Pour François-Marie Luzel, grand collecteur breton de la seconde moitié du XIXe siècle, les gwerzioù représentent les chants épiques quand les sonioù caractérisent la poésie lyrique (chants d’amour, chansons satiriques ou comiques, berceuses, chants de noce, etc.). Il parlait des gwerzioù dans ces termes : « [...] chants sombres, fantastiques, tragiques, racontant des apparitions surnaturelles, des infanticides, des duels à mort, des trahisons, des enlèvements et des violences de toute sort : mœurs féodales et à demi barbares qui rappellent les onzième, douzième et treizième siècles, et qui se sont continuées en Bretagne jusqu’au dix-huitième siècle ».
Gwerzioù et histoire
Dès le début du XIXe siècle, les gwerzioù suscitent l’intérêt des collecteurs et des sociétés savantes. Théodore Hersart de La Villemarqué leur donne une place de choix dans son Barzaz-Breiz, dont la première édition paraît en 1839. Il y présente ces chants en tentant de les raccrocher aux faits historiques ayant présidé à leur naissance. Même si nombre de ses analyses apparaissent fantaisistes et déclenchent une polémique dès la seconde moitié du XIXe siècle, cet ouvrage connaît un énorme retentissement en France et en Europe.
Depuis, plusieurs chercheurs se sont attachés à croiser leurs collectes et recherches sur le terrain avec les archives écrites, notamment criminelles, ainsi qu’avec les traditions chantées d’autres aires culturelles. Parmi les nombreuses études consacrées à la datation événementielle de certaines gwerzioù, on peut citer les travaux remarquables de Donatien Laurent, chercheur au CNRS, et notamment ses enquêtes sur la gwerz de Loeiz ar Ravalleg, ou sur la gwerz de Skolvan.

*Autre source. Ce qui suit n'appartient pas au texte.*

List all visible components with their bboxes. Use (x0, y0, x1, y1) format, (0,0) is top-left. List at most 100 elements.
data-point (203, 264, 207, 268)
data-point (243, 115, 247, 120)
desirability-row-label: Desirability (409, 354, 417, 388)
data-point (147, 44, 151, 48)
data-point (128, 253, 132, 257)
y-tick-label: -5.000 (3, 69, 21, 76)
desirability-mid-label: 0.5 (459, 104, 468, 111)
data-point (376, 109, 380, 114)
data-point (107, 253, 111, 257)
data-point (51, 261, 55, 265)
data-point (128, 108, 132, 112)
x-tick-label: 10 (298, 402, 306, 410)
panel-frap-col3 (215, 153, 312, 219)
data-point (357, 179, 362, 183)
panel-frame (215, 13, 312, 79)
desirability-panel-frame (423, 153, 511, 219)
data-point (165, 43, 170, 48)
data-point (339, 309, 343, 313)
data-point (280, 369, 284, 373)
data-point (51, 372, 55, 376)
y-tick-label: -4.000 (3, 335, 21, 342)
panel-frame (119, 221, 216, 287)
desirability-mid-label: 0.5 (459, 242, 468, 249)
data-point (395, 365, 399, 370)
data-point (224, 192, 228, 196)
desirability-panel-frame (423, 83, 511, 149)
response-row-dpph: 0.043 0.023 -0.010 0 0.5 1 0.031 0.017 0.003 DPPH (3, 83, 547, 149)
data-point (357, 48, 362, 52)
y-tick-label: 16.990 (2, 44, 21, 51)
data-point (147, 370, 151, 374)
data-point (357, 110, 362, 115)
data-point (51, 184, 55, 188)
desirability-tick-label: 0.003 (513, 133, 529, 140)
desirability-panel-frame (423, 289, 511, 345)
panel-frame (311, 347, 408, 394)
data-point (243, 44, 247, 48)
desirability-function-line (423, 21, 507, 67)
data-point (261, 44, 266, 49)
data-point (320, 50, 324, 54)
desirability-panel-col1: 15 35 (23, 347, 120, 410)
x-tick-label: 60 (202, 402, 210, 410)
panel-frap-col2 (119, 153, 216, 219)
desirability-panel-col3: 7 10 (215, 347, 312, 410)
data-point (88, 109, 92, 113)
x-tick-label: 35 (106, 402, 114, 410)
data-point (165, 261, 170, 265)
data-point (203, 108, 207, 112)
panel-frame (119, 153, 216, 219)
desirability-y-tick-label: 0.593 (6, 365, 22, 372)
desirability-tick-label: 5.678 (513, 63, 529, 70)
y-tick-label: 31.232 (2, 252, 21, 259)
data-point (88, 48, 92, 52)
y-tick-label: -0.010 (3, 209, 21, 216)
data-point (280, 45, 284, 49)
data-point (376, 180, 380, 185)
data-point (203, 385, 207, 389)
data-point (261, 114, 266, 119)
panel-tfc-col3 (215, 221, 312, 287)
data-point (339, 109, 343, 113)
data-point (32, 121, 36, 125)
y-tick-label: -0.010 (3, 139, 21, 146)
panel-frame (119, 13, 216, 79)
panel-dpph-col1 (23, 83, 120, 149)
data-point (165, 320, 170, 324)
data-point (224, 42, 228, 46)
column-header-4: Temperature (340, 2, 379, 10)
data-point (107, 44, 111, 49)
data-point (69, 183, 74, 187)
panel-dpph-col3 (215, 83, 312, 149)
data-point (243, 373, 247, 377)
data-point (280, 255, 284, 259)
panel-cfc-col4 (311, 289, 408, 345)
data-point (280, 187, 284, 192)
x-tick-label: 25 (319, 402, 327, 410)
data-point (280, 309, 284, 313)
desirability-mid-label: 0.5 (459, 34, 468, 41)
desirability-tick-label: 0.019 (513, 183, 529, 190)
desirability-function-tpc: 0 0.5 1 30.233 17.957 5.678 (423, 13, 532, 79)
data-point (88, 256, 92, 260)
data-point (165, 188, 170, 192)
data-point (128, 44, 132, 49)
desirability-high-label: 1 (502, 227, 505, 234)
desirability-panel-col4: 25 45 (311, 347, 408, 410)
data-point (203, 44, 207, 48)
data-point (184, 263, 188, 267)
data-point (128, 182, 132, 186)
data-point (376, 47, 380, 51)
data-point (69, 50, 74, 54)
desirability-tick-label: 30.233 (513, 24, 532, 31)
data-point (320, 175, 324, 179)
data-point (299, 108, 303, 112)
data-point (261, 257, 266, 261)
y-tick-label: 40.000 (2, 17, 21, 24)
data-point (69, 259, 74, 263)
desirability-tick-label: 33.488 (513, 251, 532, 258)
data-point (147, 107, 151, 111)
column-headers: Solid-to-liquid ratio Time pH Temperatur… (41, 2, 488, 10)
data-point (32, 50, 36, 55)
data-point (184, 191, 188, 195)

Fonction sociale des gwerzioù
Dans la société rurale traditionnelle de Bretagne, où l’oralité tient une place centrale, voire unique, on attribue à la gwerz de véhiculer un discours véridique, une histoire vraie. Ce sentiment est largement partagé par les chanteurs et leur auditoire, et le récit chanté de la gwerz se prolonge parfois par un ensemble de traditions orales, de commentaires en prose et de précisions relatives aux lieux, aux faits et aux personnes impliquées.

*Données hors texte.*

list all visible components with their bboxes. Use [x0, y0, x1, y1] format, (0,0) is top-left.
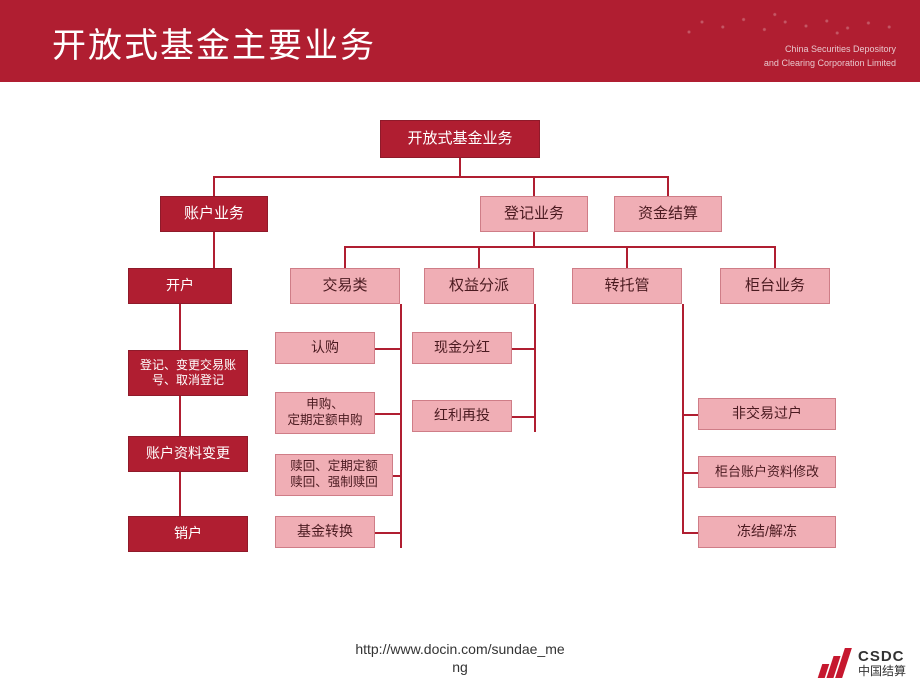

Les chanteurs de gwerzioù, hier et aujourd’hui
Plus près de nous, les enregistrements réalisés en 1959 par Claudine Mazéas auprès de Marie-Josèphe Bertrand, sabotière de Canihuel (22), révélèrent l’extraordinaire richesse d’un répertoire de gwerzioù porté par le talent exceptionnel de cette grande chanteuse disparue en 1970. Les sœurs Goadec figurent également parmi les interprètes majeurs de gwerzioù. Leur accession au vedettariat dans le sillage de Stivell au début des années 1970 contribua à populariser ces chants sur les ondes et les scènes des premiers festivals.
Ces personnalités ne doivent pas nous faire oublier la quantité de chanteurs anonymes porteurs d’un répertoire de gwerzioù. Il est en effet remarquable de constater comment ces chants remontant pour certains à quatre ou cinq siècles, voire davantage, ont pu se transmettre de génération en génération, sans, parfois, subir aucune altération. Les collectes contemporaines consultables sur le site des archives sonores de Dastum contiennent à cet égard de très nombreux exemples collectés sur l’ensemble de la Basse-Bretagne.